In mathematics, a biased sample refers to a subset of a population that does not accurately represent the entire population. This occurs when certain individuals or groups are overrepresented or underrepresented in the sample, leading to skewed or inaccurate conclusions.
To understand biased samples, it is important to grasp the following concepts:
There is no specific formula or equation for determining whether a sample is biased. Instead, bias is assessed by analyzing the methods used to select the sample and evaluating whether they introduce any systematic errors.
To determine if a sample is biased, one must carefully consider the sampling method employed. Common methods that can introduce bias include:
There is no specific symbol used to represent a biased sample. The term "biased sample" itself is used to describe the phenomenon.
To mitigate bias in sampling, researchers employ various techniques, including:
Example 1: A researcher wants to study the average income of a city's residents. Instead of randomly selecting individuals, the researcher only surveys people in affluent neighborhoods. This biased sample will likely overestimate the average income of the entire population.
Example 2: A political pollster conducts a survey by calling landline phone numbers during the day. This biased sample will likely underrepresent younger individuals who primarily use mobile phones and are not available during the day.
Identify the potential bias in each of the following sampling methods: a) Surveying only university students about their opinions on a particular issue. b) Conducting a survey at a shopping mall during weekdays. c) Selecting participants for a study based on their willingness to participate.

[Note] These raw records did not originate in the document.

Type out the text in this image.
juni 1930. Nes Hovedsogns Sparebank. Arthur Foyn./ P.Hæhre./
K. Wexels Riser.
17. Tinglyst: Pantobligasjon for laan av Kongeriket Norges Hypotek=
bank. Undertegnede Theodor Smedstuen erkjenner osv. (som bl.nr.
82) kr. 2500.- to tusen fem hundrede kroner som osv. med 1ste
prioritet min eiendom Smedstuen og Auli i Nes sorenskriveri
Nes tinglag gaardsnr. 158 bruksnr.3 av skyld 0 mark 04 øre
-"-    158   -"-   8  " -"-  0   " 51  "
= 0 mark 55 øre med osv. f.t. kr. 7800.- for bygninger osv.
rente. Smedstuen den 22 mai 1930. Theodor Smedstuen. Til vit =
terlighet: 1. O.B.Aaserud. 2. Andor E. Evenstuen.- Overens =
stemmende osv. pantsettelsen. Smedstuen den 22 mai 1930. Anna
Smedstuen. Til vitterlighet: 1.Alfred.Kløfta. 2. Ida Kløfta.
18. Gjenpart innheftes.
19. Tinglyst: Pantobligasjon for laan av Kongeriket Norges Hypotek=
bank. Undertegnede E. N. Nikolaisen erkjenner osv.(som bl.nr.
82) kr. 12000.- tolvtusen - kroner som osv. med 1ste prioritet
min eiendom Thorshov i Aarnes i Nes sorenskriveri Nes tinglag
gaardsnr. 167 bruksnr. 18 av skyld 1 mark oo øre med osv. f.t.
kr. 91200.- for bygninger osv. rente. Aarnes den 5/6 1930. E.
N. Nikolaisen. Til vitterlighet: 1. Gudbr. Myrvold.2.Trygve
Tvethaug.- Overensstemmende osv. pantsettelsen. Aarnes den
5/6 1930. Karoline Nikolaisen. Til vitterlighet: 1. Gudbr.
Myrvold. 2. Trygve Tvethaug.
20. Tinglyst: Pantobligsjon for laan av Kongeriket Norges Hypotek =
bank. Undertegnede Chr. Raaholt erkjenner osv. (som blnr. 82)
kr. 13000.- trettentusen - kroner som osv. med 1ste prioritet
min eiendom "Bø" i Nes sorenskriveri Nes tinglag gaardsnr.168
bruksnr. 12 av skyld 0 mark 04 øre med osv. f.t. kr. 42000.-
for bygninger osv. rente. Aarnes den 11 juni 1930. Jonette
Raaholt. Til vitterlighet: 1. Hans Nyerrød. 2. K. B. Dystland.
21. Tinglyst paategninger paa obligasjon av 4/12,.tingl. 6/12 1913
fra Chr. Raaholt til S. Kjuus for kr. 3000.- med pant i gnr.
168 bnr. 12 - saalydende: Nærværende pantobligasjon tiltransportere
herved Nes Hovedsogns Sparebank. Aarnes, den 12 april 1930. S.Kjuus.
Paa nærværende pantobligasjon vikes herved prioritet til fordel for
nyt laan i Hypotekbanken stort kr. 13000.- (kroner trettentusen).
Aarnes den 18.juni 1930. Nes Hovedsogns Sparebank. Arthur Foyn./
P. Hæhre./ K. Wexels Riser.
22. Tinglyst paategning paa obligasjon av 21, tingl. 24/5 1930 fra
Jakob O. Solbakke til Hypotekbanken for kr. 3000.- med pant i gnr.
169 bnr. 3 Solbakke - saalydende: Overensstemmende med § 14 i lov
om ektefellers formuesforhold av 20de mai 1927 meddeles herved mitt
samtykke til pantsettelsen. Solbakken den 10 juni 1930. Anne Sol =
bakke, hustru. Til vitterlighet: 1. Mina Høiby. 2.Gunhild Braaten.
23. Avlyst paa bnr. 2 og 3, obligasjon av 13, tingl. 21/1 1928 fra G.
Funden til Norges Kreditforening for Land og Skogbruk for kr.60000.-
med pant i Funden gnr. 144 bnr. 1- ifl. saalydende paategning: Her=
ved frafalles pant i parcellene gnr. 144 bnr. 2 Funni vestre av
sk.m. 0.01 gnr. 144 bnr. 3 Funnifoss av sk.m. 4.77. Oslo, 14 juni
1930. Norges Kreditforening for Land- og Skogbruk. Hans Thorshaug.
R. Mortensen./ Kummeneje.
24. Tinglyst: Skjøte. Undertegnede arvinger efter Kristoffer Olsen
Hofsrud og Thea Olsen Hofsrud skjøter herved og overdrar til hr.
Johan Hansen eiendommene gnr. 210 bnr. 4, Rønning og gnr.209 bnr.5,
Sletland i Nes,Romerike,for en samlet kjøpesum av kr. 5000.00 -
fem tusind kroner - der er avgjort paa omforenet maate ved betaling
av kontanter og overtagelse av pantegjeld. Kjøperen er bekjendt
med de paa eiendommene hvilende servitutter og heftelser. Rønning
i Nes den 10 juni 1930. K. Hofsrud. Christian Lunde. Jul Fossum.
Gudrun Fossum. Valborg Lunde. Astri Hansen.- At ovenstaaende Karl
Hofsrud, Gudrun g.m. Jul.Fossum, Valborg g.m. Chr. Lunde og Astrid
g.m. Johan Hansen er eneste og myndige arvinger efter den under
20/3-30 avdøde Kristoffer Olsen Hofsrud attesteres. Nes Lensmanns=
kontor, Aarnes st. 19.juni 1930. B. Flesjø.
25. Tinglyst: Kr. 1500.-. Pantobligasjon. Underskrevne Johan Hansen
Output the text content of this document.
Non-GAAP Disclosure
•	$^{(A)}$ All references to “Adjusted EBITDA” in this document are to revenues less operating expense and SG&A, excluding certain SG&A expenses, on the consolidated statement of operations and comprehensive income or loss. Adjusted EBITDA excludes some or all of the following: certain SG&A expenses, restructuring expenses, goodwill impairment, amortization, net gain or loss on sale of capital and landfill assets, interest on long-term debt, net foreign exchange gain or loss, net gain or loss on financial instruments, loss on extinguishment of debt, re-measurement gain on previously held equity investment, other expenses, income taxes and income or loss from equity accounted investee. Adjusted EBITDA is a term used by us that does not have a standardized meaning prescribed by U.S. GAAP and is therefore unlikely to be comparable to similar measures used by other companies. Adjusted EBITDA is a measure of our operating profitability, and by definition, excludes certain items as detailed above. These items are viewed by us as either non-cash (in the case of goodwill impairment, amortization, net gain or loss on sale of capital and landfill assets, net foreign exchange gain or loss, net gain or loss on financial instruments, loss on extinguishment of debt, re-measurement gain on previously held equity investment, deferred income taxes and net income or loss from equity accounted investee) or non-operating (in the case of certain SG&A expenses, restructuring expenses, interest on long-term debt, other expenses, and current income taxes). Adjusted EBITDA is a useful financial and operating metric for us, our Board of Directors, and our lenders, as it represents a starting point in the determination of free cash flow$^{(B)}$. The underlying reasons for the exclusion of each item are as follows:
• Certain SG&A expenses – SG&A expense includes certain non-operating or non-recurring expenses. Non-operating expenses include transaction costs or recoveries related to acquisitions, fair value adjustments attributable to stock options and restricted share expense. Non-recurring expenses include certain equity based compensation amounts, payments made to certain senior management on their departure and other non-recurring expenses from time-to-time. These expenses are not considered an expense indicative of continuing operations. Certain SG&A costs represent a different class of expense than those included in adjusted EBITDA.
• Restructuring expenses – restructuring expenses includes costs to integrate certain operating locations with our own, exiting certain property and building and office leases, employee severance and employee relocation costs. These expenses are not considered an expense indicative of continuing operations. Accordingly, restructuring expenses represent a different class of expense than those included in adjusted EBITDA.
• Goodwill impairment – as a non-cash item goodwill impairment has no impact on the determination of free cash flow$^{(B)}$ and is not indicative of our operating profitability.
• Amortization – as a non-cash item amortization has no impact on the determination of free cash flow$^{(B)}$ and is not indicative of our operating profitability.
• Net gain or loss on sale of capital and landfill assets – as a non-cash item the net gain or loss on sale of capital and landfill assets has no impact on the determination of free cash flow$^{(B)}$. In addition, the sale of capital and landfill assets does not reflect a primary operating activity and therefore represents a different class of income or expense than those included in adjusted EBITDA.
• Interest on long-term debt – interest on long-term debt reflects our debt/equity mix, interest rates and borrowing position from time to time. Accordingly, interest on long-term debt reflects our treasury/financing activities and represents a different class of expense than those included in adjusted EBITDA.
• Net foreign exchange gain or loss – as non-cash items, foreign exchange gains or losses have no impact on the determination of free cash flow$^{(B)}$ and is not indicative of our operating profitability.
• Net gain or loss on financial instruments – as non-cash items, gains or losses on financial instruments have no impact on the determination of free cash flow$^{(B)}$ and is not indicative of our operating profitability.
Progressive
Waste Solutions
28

Explain how stratified sampling can help reduce bias in a study examining the prevalence of a disease in a city's population.
Q: What is a biased sample? A: A biased sample is a subset of a population that does not accurately represent the entire population due to overrepresentation or underrepresentation of certain individuals or groups.
Q: How can bias be avoided in sampling? A: Bias can be minimized by using random sampling techniques, such as simple random sampling, stratified sampling, cluster sampling, or systematic sampling.
Q: What are the consequences of using a biased sample? A: Using a biased sample can lead to inaccurate conclusions and generalizations about the entire population, potentially resulting in flawed policies, decisions, or research findings.